Finding the photos and asking to have them removed “was almost like a full-time job,” she said. As one site took them down, they sprang up on two more. “Whoever posted these could probably tell that I wanted them removed, which probably made them want to put them up even more,” she said.
Then the emails started arriving. The writers would ask her, “Is this a publicity stunt for your company?” Some offered to help get the photos taken down, others wanted to see more or recent photos. All were anonymous, creepy and intrusive.
Townsend called the art department at Binghamton to find out if other young women had been victimized by John. “They said no, not that we know of,” she said.
Believing that the man who took her pictures might have done the same or worse to other young women, she combed the lists of sex offenders for that area, but didn’t see him. Law enforcement officials in and near Montrose said they did not recognize the description of the man and had never had reports from anyone else of experiences similar to Townsend’s.
Townsend reported the situation to IC3.gov, the FBI’s Internet Crime Complaint Center, which never replied. In 2009, the Brooklyn District Attorney’s Office investigated emails she had received, but, she said, encountered “an impenetrable wall of anonymity” set up by people using the “dark web” to mask not only their identities but their physical locations.
“I really don’t know what else I could have done,” she said.
Goldberg would like Google and other search engines to ban images that were coerced, even if the person photographed was intimidated into giving consent, “so that a mistake (or crime) during one’s teens does not ruin their online reputation for the rest of their life and subject them to harassment by the bottom feeders of the internet.”
A law is pending in the Assembly that would make it a Class A misdemeanor to share images with others without the subject’s consent, even if the images were willingly shared with one person. If passed, this law would give victims “a new privacy claim against those who spread images without their consent,” said Goldberg.
The photographer is “obviously the first person to put them on the internet, because he’s the only one who had them,” Townsend said. She said she thinks about going to Montrose and trying to find him, or even writing the last chapter of her book in a diner there. “To be honest, I’m afraid to go there, but I wouldn’t go there alone. With a population of less than 2,000, I could very easily bump into him.” If she identifies him – something a private investigator has not been able to do – “I couldn’t prosecute him, but could maybe sue him.”
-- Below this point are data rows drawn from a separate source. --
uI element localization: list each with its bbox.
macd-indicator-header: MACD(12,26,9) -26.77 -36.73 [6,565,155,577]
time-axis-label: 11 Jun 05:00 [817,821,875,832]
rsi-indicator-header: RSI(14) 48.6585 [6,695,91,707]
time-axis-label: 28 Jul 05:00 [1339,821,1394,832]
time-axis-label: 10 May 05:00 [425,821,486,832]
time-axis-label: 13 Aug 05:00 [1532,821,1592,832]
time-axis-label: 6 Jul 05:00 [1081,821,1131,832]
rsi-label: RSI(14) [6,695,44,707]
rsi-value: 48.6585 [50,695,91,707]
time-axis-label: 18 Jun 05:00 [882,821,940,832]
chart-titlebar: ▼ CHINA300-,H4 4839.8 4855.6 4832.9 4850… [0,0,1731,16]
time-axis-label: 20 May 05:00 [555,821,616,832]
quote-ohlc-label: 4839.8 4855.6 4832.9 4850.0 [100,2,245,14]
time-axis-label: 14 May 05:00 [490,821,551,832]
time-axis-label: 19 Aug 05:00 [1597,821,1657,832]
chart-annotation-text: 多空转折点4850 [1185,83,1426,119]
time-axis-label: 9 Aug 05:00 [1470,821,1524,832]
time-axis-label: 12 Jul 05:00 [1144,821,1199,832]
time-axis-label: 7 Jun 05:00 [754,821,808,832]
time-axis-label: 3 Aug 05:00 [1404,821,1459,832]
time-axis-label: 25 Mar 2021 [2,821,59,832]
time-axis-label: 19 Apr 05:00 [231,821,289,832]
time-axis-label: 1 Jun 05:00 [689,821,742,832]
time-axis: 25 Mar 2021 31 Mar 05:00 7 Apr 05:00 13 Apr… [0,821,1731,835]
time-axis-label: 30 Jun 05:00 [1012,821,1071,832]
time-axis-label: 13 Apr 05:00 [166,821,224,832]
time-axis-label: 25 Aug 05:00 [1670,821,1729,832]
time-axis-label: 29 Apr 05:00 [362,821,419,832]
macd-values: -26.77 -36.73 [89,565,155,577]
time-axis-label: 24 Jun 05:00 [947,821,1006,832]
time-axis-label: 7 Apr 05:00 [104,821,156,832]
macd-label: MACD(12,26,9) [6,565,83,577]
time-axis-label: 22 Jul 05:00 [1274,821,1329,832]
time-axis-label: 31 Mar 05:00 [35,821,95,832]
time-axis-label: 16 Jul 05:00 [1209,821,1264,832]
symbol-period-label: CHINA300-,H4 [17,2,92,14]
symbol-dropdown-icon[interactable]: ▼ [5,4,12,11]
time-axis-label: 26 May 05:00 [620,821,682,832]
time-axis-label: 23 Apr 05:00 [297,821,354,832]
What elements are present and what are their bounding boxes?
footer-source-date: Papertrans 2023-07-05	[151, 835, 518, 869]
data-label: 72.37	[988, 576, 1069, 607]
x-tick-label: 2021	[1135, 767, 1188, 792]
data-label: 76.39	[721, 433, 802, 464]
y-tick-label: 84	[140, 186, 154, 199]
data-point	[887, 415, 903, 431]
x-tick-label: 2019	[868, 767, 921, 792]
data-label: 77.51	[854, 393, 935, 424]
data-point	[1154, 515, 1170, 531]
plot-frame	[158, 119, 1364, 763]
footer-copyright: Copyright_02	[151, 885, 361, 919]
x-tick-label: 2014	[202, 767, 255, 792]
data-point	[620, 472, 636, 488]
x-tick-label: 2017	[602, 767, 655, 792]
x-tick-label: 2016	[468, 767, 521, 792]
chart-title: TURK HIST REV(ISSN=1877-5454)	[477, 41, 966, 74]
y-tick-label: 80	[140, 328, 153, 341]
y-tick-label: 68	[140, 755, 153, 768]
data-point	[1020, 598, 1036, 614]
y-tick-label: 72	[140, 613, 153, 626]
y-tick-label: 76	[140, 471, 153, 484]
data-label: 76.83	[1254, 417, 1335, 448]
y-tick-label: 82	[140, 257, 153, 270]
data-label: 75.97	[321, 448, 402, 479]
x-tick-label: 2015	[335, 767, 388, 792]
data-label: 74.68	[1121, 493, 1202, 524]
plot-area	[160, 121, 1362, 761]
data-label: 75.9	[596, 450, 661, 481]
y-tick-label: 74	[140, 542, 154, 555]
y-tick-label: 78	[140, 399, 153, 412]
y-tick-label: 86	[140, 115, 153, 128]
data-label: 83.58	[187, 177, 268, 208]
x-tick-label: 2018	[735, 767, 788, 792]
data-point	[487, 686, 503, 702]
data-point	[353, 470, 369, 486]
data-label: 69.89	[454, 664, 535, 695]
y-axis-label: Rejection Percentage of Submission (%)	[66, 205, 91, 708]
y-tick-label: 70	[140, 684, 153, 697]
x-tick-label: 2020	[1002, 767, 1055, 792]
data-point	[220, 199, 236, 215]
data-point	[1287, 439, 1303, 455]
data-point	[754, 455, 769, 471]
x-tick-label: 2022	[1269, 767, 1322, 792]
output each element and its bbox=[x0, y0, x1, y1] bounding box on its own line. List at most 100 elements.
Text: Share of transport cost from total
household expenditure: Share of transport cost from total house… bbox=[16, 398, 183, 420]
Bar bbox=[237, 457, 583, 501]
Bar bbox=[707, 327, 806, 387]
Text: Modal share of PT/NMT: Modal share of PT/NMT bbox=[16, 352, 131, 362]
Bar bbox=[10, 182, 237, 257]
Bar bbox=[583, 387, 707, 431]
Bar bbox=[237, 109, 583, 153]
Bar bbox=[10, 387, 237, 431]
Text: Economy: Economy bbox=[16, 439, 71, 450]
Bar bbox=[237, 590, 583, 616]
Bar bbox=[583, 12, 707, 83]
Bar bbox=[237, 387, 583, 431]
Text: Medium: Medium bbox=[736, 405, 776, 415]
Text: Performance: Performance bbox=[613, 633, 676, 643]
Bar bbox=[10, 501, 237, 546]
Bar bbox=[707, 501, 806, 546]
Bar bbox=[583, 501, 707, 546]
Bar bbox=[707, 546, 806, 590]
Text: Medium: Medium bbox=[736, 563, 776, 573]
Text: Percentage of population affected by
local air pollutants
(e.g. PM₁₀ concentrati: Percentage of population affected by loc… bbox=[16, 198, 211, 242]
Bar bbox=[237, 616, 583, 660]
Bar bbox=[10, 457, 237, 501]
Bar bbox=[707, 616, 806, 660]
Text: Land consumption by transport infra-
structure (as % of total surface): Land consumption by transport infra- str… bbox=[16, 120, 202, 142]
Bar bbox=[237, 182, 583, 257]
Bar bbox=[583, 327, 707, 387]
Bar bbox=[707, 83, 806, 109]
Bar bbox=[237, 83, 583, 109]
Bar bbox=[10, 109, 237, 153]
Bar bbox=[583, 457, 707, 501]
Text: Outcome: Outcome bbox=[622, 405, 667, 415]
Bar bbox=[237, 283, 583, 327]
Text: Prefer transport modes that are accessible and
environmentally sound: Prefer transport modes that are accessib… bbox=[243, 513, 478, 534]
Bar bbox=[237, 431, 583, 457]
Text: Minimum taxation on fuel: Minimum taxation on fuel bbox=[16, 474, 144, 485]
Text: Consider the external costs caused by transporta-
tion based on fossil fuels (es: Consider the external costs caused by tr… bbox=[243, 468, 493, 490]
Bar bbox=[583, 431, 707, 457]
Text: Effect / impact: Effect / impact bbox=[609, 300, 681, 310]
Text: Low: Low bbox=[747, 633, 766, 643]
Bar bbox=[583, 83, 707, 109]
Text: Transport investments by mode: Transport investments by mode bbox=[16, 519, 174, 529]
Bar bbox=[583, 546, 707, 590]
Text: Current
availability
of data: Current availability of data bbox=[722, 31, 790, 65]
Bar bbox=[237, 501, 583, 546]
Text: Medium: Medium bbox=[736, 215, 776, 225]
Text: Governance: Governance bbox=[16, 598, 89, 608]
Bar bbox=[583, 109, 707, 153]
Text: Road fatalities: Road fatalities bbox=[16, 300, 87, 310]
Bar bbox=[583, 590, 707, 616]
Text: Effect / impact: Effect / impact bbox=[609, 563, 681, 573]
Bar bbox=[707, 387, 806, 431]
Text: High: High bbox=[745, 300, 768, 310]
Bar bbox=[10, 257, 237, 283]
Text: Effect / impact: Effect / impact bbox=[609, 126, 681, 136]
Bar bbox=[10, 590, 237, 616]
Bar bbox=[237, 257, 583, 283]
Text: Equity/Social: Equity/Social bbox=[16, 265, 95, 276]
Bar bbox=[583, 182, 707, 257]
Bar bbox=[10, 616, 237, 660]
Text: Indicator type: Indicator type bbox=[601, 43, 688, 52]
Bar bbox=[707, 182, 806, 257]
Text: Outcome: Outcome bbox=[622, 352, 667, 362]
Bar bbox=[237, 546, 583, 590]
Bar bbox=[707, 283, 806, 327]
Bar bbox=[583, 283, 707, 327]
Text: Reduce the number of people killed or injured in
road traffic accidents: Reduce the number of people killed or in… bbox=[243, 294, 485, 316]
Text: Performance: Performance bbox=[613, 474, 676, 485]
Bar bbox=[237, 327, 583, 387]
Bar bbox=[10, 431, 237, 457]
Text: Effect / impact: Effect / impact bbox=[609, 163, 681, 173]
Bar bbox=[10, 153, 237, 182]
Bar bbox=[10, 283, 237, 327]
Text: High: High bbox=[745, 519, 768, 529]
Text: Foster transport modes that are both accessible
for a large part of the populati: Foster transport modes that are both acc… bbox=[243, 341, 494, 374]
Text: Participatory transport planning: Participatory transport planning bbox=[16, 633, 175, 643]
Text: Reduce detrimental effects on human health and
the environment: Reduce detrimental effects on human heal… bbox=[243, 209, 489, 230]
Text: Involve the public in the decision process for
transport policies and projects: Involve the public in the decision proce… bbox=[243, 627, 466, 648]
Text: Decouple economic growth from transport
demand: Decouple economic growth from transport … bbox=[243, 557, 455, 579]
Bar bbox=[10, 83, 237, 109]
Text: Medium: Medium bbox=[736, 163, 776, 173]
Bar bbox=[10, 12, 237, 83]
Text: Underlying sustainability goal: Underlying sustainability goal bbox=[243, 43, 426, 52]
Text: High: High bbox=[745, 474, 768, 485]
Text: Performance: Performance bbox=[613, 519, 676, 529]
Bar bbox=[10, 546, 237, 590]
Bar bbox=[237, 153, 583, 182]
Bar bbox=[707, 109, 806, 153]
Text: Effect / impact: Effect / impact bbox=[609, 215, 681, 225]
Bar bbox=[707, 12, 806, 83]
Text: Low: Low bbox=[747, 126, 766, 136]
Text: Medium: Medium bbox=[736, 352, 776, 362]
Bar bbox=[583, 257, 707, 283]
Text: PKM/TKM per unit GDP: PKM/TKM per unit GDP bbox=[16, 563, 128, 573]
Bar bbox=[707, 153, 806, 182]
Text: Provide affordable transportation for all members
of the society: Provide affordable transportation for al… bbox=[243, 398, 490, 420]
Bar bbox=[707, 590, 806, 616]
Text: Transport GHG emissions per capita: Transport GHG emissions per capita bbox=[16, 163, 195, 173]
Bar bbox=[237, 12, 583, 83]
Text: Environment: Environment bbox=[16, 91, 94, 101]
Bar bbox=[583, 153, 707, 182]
It is difficult for Townsend to imagine how different her life would be if she had never seen the poster looking for models. “My sense of identity and figuring out who I was was totally shattered and fractured, because who I was on the Internet was nothing like who I actually am,” she said. “I became very angry, socially withdrawn, limited in my professional career.”
The anger she has toward those who repost her photos and send her emails is leavened with some pity.
“In a way I feel almost sorry for them,” she said. “That’s how little of a life they have that they have to corrupt mine.”
Meanwhile, she works on her book, “Pictures of Her,” for which she has set up a website. On it she writes, “It’s not like being murdered in an instance or in a series of instances by a weapon or by physical force. It feels like being murdered little by little, every day for the rest of my life by a bunch of links to my teenage naked body on the internet.”
Telling her story, in her own words, is the sole thing that is helping her, said Townsend. “Writing it all down and organizing the overall experience is how I am dealing with it since no other avenues I’ve turned to were able to help me,” she said. “I decided I would take healing into my own hands and not expect someone to fix this for me.”